Likely you all know the adage “Birds of a Feather Flock Together” and when you see robins eating in a field, swallows roosting in a tree or geese in flight, there is no denying it. Enter the Easter Phoebe (Sayornis phoebe), who seems to say, “Not me baby! I vant to be alone” using its best Greta Garbo voice.
Rarely do we see a pair of phoebes. Mostly it is a lone bird, perched on a fence or low tree branch with few leaves, studying the air or groundcover below on the hunt for something tasty and I don’t mean greens, berries or seeds. The phoebe’s diet consists primary of insects. Since they are flycatchers, they’re unlikely to come to feeders. They are a part of the Tryannidae family.

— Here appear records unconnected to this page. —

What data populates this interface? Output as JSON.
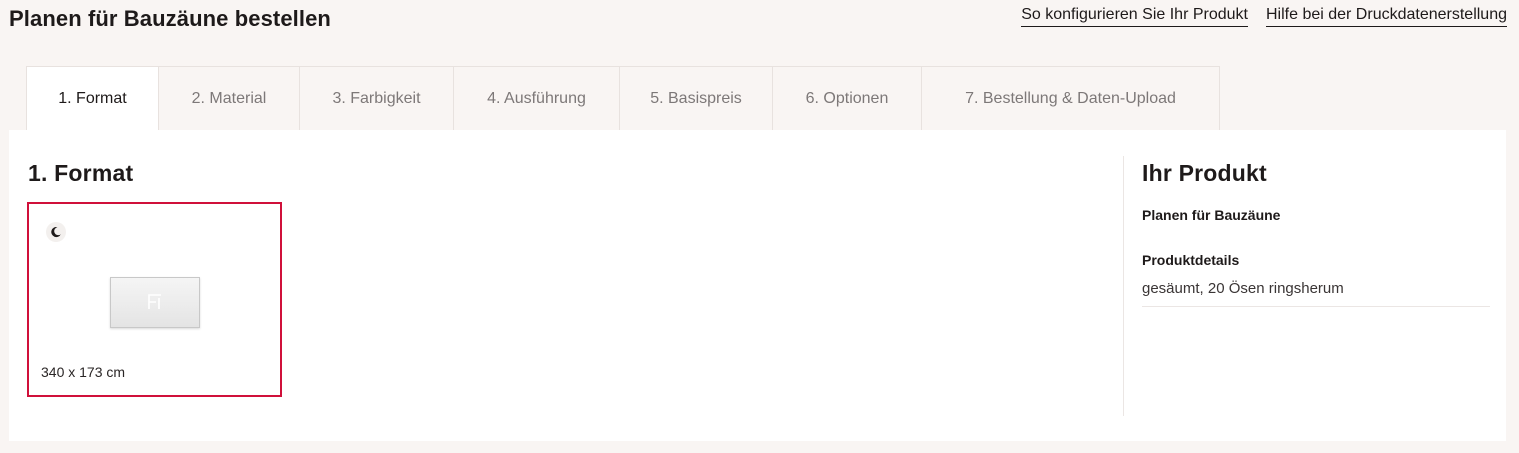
{
  "header": {
    "title": "Planen für Bauzäune bestellen",
    "links": [
      {
        "label": "So konfigurieren Sie Ihr Produkt"
      },
      {
        "label": "Hilfe bei der Druckdatenerstellung"
      }
    ]
  },
  "tabs": [
    {
      "label": "1. Format",
      "active": true
    },
    {
      "label": "2. Material"
    },
    {
      "label": "3. Farbigkeit"
    },
    {
      "label": "4. Ausführung"
    },
    {
      "label": "5. Basispreis"
    },
    {
      "label": "6. Optionen"
    },
    {
      "label": "7. Bestellung & Daten-Upload"
    }
  ],
  "main": {
    "section_title": "1. Format",
    "format_option": {
      "label": "340 x 173 cm",
      "icon": "moon-icon",
      "selected_color": "#d0103a"
    }
  },
  "summary": {
    "title": "Ihr Produkt",
    "product_name": "Planen für Bauzäune",
    "details_label": "Produktdetails",
    "details_value": "gesäumt, 20 Ösen ringsherum"
  }
}
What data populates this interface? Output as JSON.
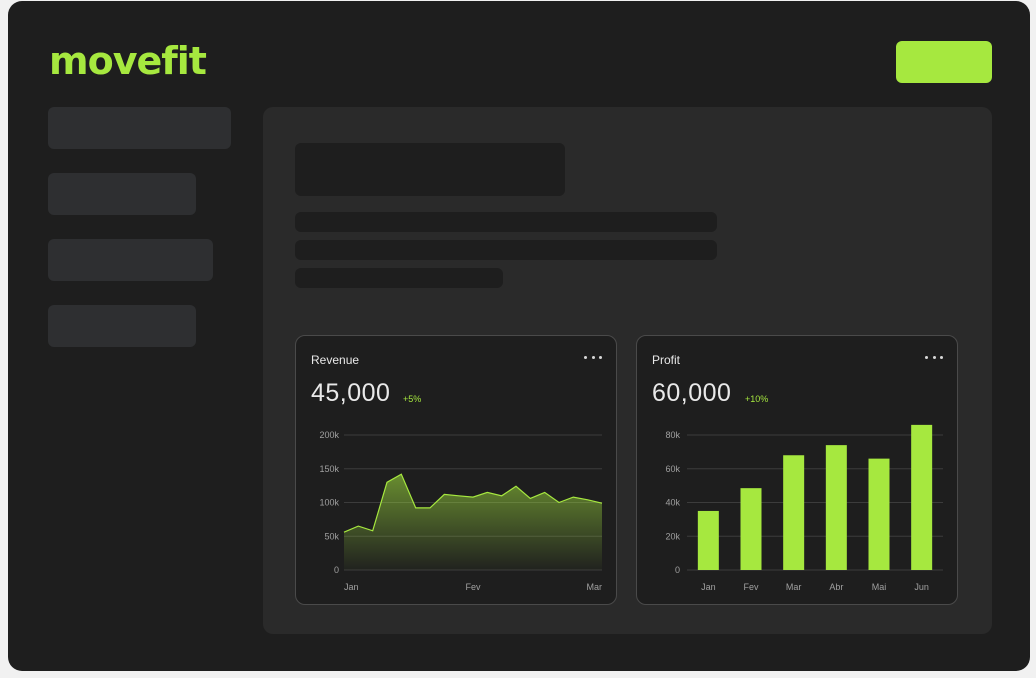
{
  "app": {
    "logo": "movefit",
    "accent": "#a6e83f"
  },
  "header": {
    "cta_label": ""
  },
  "cards": {
    "revenue": {
      "title": "Revenue",
      "value": "45,000",
      "delta": "+5%"
    },
    "profit": {
      "title": "Profit",
      "value": "60,000",
      "delta": "+10%"
    }
  },
  "chart_data": [
    {
      "type": "area",
      "title": "Revenue",
      "x_tick_labels": [
        "Jan",
        "Fev",
        "Mar"
      ],
      "y_tick_labels": [
        "0",
        "50k",
        "100k",
        "150k",
        "200k"
      ],
      "ylim": [
        0,
        200000
      ],
      "grid": true,
      "values": [
        56000,
        65000,
        58000,
        130000,
        142000,
        92000,
        92000,
        112000,
        110000,
        108000,
        115000,
        110000,
        124000,
        106000,
        115000,
        100000,
        108000,
        104000,
        99000
      ]
    },
    {
      "type": "bar",
      "title": "Profit",
      "categories": [
        "Jan",
        "Fev",
        "Mar",
        "Abr",
        "Mai",
        "Jun"
      ],
      "y_tick_labels": [
        "0",
        "20k",
        "40k",
        "60k",
        "80k"
      ],
      "ylim": [
        0,
        80000
      ],
      "grid": true,
      "values": [
        35000,
        48500,
        68000,
        74000,
        66000,
        86000
      ]
    }
  ]
}
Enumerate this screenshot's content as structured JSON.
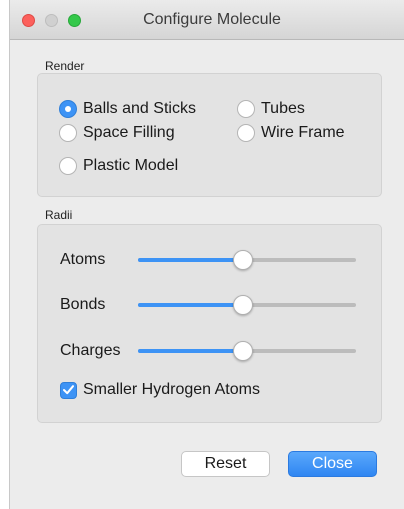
{
  "window": {
    "title": "Configure Molecule"
  },
  "render": {
    "label": "Render",
    "options": [
      {
        "label": "Balls and Sticks",
        "selected": true
      },
      {
        "label": "Tubes",
        "selected": false
      },
      {
        "label": "Space Filling",
        "selected": false
      },
      {
        "label": "Wire Frame",
        "selected": false
      },
      {
        "label": "Plastic Model",
        "selected": false
      }
    ]
  },
  "radii": {
    "label": "Radii",
    "sliders": [
      {
        "label": "Atoms",
        "value": 0.48
      },
      {
        "label": "Bonds",
        "value": 0.48
      },
      {
        "label": "Charges",
        "value": 0.48
      }
    ],
    "smaller_hydrogen": {
      "label": "Smaller Hydrogen Atoms",
      "checked": true
    }
  },
  "buttons": {
    "reset": "Reset",
    "close": "Close"
  },
  "colors": {
    "accent": "#3d93f5",
    "close_red": "#fc605c",
    "zoom_green": "#34c84a"
  }
}
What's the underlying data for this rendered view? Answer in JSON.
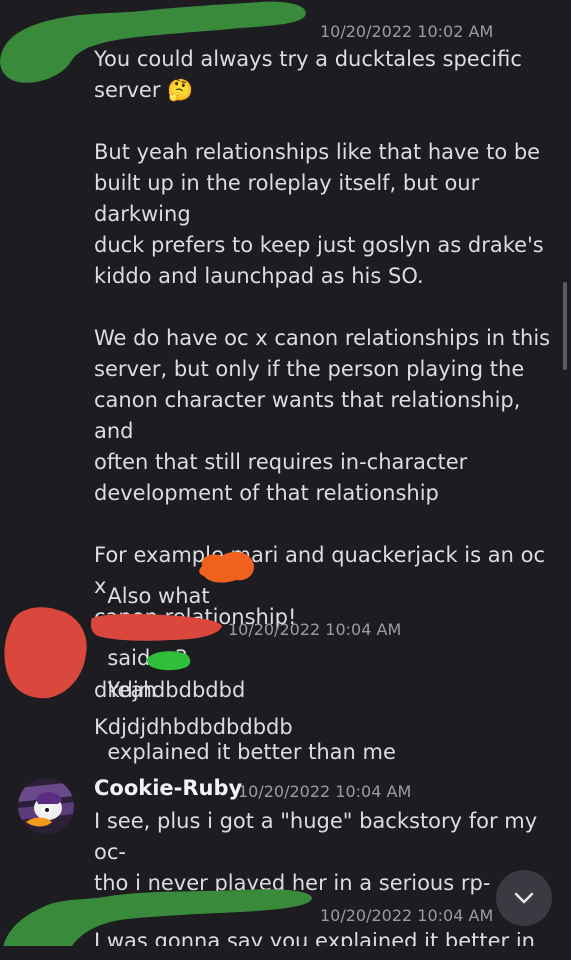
{
  "messages": [
    {
      "timestamp": "10/20/2022 10:02 AM",
      "lines": [
        "You could always try a ducktales specific",
        "server 🤔",
        "",
        "But yeah relationships like that have to be",
        "built up in the roleplay itself, but our darkwing",
        "duck prefers to keep just goslyn as drake's",
        "kiddo and launchpad as his SO.",
        "",
        "We do have oc x canon relationships in this",
        "server, but only if the person playing the",
        "canon character wants that relationship, and",
        "often that still requires in-character",
        "development of that relationship",
        "",
        "For example mari and quackerjack is an oc x",
        "canon relationship!"
      ],
      "followup_before": "Also what",
      "followup_after": "said <3"
    },
    {
      "timestamp": "10/20/2022 10:04 AM",
      "line1_before": "Yeah",
      "line1_after": "explained it better than me",
      "line2": "dkdjndbdbdbd",
      "followup": "Kdjdjdhbdbdbdbdb"
    },
    {
      "author": "Cookie-Ruby",
      "timestamp": "10/20/2022 10:04 AM",
      "lines": [
        "I see, plus i got a \"huge\" backstory for my oc-",
        "tho i never played her in a serious rp-"
      ]
    },
    {
      "timestamp": "10/20/2022 10:04 AM",
      "partial_line": "I was gonna say you explained it better in"
    }
  ],
  "icons": {
    "jump": "chevron-down-icon",
    "avatar": "duck-avatar-icon"
  },
  "colors": {
    "background": "#1c1c21",
    "text": "#dcdde1",
    "timestamp": "#9b9ca3",
    "redact_green": "#3a8a3c",
    "redact_orange": "#f0611e",
    "redact_red": "#d9473d",
    "redact_bright_green": "#2fbf3a"
  }
}
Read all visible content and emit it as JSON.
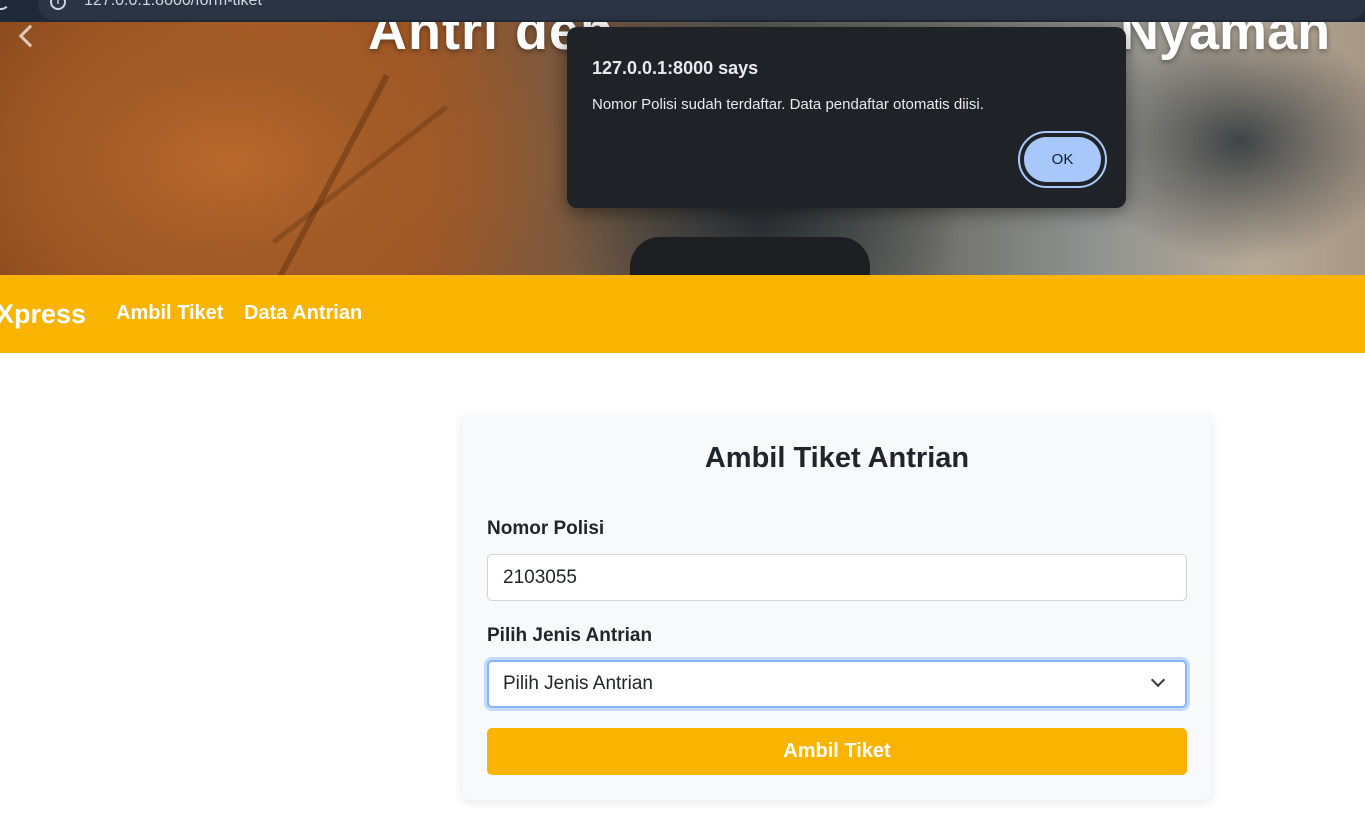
{
  "browser": {
    "url": "127.0.0.1:8000/form-tiket"
  },
  "hero": {
    "title_left": "Antri den",
    "title_right": "Nyaman"
  },
  "navbar": {
    "brand": "Xpress",
    "links": [
      "Ambil Tiket",
      "Data Antrian"
    ]
  },
  "form": {
    "title": "Ambil Tiket Antrian",
    "nomor_polisi_label": "Nomor Polisi",
    "nomor_polisi_value": "2103055",
    "jenis_label": "Pilih Jenis Antrian",
    "jenis_selected": "Pilih Jenis Antrian",
    "submit_label": "Ambil Tiket"
  },
  "dialog": {
    "title": "127.0.0.1:8000 says",
    "message": "Nomor Polisi sudah terdaftar. Data pendaftar otomatis diisi.",
    "ok_label": "OK"
  },
  "colors": {
    "accent": "#f8b400",
    "dialog_bg": "#1f2328",
    "ok_button": "#a8c7fa"
  }
}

I watched my most recent visitor as (s)he sat on the 4-1/2 foot wooden fence. ZOOM…down into the native grasses, which are mixed with pennywort and frogfruit. SNATCH…picked up some critter and return to its same perch. REPEAT.
Prior to the installation of this new fence, the phoebe used to hang out in the front using the flagpole or the small shed as a perch. Last spring I was excited to see it entering and exiting the open eaves of this shed, thinking it was looking for a nesting place. Sad to say that Florida seems to be outside the breeding range, it is a winter holdover here. On the other hand, team member Ellen Sousa has spoken about how her lawn area provides the perfect hunting ground for meals which is likely why she has had breeding pairs nest at her place in the northeast on a regular basis. I’m a little jealous.
Flying insects make up the majority of the Eastern Phoebe’s diet. Common prey includes wasps, beetles, dragonflies, butterflies and moths, flies, midges, and cicadas; they also eat spiders, ticks, and millipedes, as well as occasional small fruits or seeds. At my place, the beetles and/or spider wasps in the grasses seem to be the main focus for this guy. Although last night he was hawking critters in flight.
California has a similar species, the black phoebe that was spoken about here at Beautiful Wildlife Garden by former team member Chris McLaughlin.
So, to birdscape for this bird, provide a nice medium height fenceline or similar perch, a low-growing meadow-type area and don’t use any pesticides which might kill their food. They want their dinner tartare. You’ll soon hear the familiar peep or fee-bee as it patiently waits to soar down and dine.